Prior to Luigs’ signing, Wildcats baseball coach Stacy Bennett commented on the large crowd gathered for his pitcher’s signing and how that reflects on the young man.
“I think that says a lot to Kyle and his personality, just his character that so many people have come to share this special day with him,” Bennett said.
The coach said he knew he had someone special in Luigs when he, as a sophomore, threw a few innings of shutout ball against state-champion Benedictine.
Luigs said UNG’s program “just seemed to fit,” judging by the main campus’s Dahlonega location being close to home; the academics, with his plans to major in exercise science or engineering; and the quality of the baseball program. Last season, according to UNGAthletics.com, the Nighthawks went 38-17, won the program’s first Peach Belt Conference regular-season title and advanced to the NCAA Division II Southeast Regional final.
On Monday, Bryan County’s Layton Harrell joined the Shorter University softball program by signing a letter of intent during a ceremony in BCHS’ media center.
“I’ve always wanted to play college softball, and I have the chance now because I’ve put everything, since I’ve been playing softball, into working for this, and now I’ve reached my goal, and I’m very, very excited,” she said.
Harrell was a first-team All-Region 2-AA selection as an infielder this season, but will be moved to catcher at Shorter, which is in Rome, Georgia.

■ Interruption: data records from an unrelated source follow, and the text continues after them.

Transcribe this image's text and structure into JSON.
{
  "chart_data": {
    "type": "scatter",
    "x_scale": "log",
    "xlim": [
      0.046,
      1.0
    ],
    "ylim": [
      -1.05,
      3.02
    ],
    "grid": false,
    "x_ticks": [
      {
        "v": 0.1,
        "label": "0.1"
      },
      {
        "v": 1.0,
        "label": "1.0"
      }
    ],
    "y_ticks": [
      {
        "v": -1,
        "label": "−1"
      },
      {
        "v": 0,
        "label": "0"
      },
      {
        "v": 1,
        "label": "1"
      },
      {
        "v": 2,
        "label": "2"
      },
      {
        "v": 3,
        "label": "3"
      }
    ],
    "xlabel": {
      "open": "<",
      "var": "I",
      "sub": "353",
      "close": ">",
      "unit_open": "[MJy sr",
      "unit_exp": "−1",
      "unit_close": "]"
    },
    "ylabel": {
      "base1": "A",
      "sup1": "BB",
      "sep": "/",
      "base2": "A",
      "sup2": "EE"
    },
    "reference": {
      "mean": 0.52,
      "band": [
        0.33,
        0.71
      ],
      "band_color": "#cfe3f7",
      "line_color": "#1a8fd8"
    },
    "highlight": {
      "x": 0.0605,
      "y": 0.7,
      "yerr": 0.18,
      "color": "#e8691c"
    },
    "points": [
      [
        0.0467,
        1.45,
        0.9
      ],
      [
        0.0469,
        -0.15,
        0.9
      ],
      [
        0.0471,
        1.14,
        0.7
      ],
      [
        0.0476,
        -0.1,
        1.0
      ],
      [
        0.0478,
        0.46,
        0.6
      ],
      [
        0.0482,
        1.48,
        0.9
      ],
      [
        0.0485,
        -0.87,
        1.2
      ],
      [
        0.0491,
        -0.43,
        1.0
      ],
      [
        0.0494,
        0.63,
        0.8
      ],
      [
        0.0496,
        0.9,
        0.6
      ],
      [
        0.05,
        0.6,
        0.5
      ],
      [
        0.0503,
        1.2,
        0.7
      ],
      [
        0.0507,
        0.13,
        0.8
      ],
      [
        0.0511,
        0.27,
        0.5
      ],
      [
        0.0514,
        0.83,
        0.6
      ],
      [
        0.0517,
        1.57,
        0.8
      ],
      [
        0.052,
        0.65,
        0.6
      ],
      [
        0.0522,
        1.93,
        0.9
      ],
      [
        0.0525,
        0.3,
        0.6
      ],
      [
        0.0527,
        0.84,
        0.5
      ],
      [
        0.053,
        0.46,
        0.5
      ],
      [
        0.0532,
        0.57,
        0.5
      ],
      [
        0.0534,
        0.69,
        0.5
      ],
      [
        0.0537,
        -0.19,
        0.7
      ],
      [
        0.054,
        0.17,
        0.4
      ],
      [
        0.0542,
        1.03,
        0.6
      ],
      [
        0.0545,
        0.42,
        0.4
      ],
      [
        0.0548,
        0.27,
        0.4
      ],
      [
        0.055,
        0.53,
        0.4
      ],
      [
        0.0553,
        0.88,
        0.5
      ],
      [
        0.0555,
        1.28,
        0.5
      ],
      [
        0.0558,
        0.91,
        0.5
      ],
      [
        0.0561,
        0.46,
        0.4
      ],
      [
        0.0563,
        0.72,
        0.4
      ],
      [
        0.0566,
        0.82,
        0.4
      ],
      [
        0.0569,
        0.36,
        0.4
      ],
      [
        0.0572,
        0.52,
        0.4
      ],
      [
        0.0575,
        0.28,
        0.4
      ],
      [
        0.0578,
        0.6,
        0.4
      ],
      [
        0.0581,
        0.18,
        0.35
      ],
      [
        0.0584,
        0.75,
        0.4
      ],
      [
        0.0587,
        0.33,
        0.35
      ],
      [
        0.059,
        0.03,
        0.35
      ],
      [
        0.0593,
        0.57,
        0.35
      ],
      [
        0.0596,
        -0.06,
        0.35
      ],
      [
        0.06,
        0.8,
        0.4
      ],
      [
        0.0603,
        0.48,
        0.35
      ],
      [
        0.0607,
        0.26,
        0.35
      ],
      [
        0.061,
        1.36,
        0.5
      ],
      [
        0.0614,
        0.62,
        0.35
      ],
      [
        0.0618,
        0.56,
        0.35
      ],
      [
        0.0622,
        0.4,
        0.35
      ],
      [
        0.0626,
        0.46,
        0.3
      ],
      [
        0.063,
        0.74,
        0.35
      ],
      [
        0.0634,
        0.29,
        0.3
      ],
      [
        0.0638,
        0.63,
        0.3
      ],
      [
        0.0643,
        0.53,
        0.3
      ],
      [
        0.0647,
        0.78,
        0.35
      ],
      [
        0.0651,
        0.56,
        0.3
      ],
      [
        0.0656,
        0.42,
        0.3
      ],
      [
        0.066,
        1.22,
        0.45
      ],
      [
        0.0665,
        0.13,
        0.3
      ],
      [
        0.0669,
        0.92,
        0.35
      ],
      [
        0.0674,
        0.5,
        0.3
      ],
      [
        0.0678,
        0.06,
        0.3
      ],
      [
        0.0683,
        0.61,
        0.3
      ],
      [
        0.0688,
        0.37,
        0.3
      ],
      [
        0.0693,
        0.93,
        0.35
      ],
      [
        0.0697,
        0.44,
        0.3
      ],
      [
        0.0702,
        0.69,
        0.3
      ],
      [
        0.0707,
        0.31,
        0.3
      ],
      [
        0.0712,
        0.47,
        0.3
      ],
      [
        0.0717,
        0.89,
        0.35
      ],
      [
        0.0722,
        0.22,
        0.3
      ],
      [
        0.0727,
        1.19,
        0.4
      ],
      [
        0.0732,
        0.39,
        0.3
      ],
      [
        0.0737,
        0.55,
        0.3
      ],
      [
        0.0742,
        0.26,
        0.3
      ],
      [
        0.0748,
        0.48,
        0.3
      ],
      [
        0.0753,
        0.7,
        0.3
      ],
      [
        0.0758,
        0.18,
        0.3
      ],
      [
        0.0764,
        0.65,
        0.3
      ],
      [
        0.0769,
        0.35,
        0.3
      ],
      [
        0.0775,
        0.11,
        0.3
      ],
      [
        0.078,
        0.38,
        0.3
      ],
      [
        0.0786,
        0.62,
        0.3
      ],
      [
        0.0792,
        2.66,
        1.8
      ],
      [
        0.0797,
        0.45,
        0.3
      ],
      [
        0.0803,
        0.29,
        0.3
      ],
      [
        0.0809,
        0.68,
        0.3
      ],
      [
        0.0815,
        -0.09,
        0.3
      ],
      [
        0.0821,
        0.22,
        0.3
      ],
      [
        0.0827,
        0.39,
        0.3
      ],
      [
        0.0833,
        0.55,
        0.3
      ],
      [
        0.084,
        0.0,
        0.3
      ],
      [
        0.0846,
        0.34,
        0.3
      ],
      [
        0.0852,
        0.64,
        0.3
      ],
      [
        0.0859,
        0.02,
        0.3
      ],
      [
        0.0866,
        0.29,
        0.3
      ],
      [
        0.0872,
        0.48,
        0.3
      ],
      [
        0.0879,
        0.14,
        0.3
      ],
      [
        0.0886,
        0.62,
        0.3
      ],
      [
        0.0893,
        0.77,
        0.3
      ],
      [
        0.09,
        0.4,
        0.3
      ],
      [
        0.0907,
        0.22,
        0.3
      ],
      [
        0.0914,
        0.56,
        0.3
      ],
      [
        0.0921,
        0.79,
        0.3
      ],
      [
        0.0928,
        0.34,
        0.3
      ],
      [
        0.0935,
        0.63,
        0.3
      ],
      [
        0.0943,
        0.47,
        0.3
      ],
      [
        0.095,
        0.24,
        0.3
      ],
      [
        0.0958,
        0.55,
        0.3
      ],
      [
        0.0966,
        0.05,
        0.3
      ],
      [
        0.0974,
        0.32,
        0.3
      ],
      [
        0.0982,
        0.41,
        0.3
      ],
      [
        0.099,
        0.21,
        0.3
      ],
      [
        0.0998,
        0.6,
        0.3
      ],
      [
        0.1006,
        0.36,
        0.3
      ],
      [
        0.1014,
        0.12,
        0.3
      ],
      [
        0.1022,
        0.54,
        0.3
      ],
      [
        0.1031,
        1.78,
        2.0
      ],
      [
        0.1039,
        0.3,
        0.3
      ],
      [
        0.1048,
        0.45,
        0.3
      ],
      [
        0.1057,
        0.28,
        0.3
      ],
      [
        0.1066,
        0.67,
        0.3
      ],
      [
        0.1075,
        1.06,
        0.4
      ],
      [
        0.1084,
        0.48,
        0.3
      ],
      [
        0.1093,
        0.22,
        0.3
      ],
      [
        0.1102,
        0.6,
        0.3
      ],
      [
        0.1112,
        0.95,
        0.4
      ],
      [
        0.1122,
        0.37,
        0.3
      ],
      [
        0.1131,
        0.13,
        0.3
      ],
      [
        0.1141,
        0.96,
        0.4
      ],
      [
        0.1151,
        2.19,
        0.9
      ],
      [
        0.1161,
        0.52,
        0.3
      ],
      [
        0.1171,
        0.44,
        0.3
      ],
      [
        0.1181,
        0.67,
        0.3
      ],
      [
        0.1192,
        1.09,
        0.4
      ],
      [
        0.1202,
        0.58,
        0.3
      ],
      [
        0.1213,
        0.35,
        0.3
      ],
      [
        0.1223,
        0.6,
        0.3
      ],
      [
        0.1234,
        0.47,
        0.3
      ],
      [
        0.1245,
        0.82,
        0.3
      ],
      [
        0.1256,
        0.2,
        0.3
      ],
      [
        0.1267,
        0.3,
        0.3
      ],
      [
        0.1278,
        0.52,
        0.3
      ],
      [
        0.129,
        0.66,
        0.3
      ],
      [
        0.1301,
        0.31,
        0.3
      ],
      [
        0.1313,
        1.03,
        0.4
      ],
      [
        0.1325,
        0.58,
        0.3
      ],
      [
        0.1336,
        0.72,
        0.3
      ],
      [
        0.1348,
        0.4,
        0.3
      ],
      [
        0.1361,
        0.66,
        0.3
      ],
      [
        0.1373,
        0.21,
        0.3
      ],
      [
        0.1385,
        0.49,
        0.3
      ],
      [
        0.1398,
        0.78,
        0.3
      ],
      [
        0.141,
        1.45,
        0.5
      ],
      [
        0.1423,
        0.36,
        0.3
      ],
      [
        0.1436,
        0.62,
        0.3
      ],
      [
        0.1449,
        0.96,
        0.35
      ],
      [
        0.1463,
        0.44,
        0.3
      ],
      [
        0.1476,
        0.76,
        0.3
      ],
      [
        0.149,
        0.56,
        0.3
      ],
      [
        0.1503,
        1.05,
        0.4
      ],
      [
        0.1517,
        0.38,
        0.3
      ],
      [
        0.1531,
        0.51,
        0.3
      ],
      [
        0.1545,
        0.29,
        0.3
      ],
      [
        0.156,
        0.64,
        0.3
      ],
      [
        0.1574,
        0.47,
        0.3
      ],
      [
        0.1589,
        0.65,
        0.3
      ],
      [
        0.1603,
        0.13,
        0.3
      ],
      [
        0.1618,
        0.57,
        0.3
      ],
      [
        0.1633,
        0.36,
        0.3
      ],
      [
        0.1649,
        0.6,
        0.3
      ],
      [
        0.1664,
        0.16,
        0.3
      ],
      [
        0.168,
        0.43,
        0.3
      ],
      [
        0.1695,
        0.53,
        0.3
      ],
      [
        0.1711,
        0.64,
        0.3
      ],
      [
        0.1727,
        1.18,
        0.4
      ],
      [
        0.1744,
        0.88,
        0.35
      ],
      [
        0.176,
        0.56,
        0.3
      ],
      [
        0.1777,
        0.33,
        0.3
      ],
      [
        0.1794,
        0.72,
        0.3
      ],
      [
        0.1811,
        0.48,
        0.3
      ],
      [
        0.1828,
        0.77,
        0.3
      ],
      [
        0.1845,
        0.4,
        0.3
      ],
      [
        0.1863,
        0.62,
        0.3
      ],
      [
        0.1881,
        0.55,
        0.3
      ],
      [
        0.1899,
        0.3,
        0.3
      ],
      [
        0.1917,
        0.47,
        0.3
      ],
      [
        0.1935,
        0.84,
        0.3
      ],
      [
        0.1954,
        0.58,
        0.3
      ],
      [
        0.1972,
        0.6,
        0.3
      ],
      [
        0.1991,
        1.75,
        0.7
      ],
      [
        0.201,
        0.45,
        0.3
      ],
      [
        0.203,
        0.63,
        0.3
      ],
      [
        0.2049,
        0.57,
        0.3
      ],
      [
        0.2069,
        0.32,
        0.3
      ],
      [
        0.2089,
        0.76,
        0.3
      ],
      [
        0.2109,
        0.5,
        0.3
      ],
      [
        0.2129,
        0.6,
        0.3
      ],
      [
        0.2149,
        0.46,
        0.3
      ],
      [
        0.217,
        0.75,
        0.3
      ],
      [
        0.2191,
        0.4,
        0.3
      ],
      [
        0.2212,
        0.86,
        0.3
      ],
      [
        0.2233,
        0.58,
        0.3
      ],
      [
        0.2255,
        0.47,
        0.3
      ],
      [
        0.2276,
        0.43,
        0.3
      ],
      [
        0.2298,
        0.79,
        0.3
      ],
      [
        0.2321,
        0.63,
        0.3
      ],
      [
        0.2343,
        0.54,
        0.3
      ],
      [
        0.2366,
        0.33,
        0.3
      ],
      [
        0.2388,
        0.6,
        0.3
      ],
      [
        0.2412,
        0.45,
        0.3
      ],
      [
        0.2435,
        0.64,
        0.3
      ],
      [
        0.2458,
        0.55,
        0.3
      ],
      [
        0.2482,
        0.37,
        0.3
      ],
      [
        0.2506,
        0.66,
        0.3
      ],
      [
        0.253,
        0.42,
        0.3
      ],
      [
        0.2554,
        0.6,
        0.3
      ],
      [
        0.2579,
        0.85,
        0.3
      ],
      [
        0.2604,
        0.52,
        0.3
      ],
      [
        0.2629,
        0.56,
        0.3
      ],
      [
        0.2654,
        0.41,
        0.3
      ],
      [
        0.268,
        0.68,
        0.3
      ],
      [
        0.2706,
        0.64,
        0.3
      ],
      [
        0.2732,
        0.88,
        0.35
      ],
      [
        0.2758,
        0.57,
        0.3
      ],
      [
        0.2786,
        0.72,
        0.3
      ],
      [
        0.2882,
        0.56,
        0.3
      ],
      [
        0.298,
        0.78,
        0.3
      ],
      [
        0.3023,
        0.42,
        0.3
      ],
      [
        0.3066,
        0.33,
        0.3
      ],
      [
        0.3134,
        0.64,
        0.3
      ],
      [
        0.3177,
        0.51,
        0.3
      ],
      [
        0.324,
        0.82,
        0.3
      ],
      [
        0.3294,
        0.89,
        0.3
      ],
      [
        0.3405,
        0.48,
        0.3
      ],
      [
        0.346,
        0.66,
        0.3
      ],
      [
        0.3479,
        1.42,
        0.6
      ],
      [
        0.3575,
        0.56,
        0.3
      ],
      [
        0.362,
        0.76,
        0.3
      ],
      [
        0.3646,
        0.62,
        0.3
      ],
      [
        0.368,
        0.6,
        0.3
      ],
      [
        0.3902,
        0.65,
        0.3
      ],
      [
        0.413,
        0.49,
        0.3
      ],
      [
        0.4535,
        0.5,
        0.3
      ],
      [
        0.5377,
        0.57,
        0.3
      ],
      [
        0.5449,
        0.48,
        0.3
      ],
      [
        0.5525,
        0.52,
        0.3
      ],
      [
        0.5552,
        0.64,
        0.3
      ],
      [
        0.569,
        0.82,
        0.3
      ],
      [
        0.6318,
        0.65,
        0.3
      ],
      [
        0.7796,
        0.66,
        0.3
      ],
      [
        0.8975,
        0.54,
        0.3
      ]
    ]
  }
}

The Hawks made it to the Final Four of the NCAA Division II Women’s College World Series last season, according to goshor terhawks.com.
Harrell, who said she plans to major in nursing, said her faith was an important part of choosing a school.
“Shorter is a Christian college, and I have a very good relationship with God, so the Christian school really pulled me in and helped me a lot,” she said.
BCHS head coach Al Butler told the audience that he was “blessed to have had her here,” and later described Harrell as a special kid who will not be denied.
On Nov. 12, Will and Rachel Hammesfahr were a package deal for Augusta University, as the two RHHS cross-country stars signed letters of intent to join the Jaguars’ program.
After making their signings at RHHS, the siblings thanked a multitude of people. Rachel pointed out the influence her teammates had on her.
“I would not have gotten to this point today with being pushed every day by all of you,” she said.
In his round of thanks, Will made note of RHHS coach Levi Sybert.
“He really taught me what hard work is and what you can really do when you put in the work,” Will said.
This season, Rachel was fifth in the Region 3-AAAAA meet as the Lady Wildcats won the region title, and finished 75th at the state meet, where RHHS finished 10th.
Meanwhile, Will was fourth at the region meet in helping the boys win the team crown, and was 119th at the state meet. The Wildcats were 18th in the state-meet team standings.
“They are phenomenal assets to our program in multiple ways,” Sybert said. “Not only are they really, really good athletes — one reason why they’re signing today — but their presence in the program has brought it to the next level.”
The Jaguars men’s and women’s programs each had a runner qualify for the NCAA Division II Championships, according to Jag uarsRoar.com.
Rachel plans to major in biology, while Will plans to major in mechanical engineering.